The ? operator in the total_cost function allows the error to be returned immediately from the function if there is a parsing error. The calling code in the main function does not need to handle the Err case again because it is already being handled in the total_cost function.
To put it in simpler terms, the total_cost function is like a "guard" that ensures that the parsing is successful. If there is an error, it will return the error to the calling code (the main function in this case). Since the total_cost function already handles the error, the main function doesn't need to worry about it. Instead, it only needs to deal with the case where parsing is successful (Ok).
So, in this particular case, we don't need an Err section in the main function because the error handling is taken care of by the total_cost function. The main function only needs to handle the successful case (Ok), and if the parsing is successful, it will proceed with the code inside the else block. If parsing fails, the error will be propagated and handled by Rust automatically.
When we save we get this output:
Output:
====================
You now have 59 tokens.
====================
Conclusion of Part 1
In this first part of the Rustlings error handling exercises, we learned about using Result and Option types to handle errors and cases where there might not be a valid value. We encountered different scenarios and learned how to convert functions returning Option into ones returning Result to provide more specific error messages. Additionally, we saw how to use the ? operator to propagate errors up the call stack automatically, simplifying the error handling process.

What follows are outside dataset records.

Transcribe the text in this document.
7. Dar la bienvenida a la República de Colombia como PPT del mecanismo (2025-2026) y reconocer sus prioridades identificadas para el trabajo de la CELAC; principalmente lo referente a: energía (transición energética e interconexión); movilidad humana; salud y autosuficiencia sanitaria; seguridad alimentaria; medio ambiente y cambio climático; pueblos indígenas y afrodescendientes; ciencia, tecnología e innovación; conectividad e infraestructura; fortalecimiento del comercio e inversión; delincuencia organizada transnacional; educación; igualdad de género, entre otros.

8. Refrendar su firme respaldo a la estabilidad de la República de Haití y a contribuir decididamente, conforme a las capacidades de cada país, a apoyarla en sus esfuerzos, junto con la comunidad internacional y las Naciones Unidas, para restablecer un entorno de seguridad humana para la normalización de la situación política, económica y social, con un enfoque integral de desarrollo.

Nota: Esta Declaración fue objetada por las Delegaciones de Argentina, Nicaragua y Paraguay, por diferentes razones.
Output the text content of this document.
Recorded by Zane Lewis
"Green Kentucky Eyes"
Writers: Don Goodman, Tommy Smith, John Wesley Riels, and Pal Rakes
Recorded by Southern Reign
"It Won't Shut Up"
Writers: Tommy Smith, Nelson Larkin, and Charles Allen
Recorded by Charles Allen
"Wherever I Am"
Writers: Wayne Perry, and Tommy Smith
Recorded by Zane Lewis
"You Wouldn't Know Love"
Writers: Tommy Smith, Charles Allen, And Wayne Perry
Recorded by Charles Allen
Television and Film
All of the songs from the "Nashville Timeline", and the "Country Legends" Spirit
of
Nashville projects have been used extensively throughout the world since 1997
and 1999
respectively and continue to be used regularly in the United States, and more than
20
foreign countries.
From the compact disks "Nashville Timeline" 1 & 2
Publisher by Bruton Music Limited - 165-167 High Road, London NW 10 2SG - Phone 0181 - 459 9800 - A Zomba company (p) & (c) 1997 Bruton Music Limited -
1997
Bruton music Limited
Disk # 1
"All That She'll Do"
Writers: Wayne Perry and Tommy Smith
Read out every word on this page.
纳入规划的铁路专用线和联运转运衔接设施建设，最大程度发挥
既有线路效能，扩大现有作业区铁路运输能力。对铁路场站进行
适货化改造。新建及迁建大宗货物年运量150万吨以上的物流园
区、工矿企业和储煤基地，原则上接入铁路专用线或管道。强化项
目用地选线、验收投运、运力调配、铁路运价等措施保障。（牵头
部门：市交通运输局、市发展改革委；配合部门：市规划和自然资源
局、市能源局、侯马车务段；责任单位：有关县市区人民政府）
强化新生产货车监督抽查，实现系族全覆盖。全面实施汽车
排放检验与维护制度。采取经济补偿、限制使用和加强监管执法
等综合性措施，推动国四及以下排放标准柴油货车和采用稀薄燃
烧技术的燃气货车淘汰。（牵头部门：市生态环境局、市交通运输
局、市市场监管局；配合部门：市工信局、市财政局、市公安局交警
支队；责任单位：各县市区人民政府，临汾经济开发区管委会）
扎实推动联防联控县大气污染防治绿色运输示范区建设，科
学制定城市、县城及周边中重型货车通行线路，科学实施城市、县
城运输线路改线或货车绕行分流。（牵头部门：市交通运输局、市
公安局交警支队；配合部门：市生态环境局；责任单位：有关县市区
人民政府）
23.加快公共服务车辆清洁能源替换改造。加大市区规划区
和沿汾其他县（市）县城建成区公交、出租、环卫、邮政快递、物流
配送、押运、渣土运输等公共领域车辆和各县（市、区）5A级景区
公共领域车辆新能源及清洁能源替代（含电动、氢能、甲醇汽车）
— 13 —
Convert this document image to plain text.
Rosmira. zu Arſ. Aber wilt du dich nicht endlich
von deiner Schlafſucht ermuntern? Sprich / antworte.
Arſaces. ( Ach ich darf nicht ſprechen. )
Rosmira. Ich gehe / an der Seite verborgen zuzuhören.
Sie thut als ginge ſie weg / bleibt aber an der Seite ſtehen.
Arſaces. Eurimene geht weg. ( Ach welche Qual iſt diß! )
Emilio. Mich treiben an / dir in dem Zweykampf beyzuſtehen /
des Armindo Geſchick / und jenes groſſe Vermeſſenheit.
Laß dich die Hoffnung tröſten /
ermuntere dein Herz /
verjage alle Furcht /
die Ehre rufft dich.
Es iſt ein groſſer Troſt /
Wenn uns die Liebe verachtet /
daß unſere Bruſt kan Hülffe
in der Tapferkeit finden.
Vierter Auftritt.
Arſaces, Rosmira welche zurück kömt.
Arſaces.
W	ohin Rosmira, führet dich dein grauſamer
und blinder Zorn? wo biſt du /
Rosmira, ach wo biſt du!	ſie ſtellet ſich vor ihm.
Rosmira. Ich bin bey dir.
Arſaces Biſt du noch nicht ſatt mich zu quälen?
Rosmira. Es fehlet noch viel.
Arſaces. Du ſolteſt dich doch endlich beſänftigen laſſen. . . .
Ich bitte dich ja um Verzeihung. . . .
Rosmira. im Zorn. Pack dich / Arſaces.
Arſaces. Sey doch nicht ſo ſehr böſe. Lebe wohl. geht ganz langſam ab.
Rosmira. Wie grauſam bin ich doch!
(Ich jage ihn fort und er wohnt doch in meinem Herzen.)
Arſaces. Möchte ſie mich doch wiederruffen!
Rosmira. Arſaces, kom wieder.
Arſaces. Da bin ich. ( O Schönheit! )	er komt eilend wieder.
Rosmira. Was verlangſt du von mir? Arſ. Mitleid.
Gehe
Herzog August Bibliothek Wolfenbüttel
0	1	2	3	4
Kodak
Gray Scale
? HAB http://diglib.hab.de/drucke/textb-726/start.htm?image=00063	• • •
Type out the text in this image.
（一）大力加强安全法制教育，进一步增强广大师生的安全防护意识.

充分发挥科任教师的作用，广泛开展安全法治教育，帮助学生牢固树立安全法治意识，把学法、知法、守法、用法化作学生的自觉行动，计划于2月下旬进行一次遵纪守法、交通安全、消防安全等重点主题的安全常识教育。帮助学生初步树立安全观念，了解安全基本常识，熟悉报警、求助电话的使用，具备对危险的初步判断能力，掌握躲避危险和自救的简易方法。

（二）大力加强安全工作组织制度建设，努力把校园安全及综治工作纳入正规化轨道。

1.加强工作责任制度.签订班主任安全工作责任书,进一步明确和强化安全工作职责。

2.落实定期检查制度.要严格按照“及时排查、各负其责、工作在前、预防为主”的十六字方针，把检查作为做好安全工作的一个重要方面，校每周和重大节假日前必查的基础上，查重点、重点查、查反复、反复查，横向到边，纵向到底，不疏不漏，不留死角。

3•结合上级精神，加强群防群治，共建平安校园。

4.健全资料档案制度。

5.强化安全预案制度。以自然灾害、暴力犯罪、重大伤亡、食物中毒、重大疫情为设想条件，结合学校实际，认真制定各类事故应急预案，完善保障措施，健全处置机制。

It's essential to handle errors properly in Rust, as it ensures that your program remains robust and can gracefully recover from unexpected situations. Using Result and Option types, along with pattern matching and the ? operator, we can create code that is not only correct but also more readable and maintainable. Rust's strong type system helps catch errors at compile time and guides us in writing safer and more reliable software.
In the next part of the error handling exercises, we will delve deeper into handling different types of errors, exploring how to use Result with custom error types and how to combine and chain errors effectively. Keep learning and practicing, and happy coding!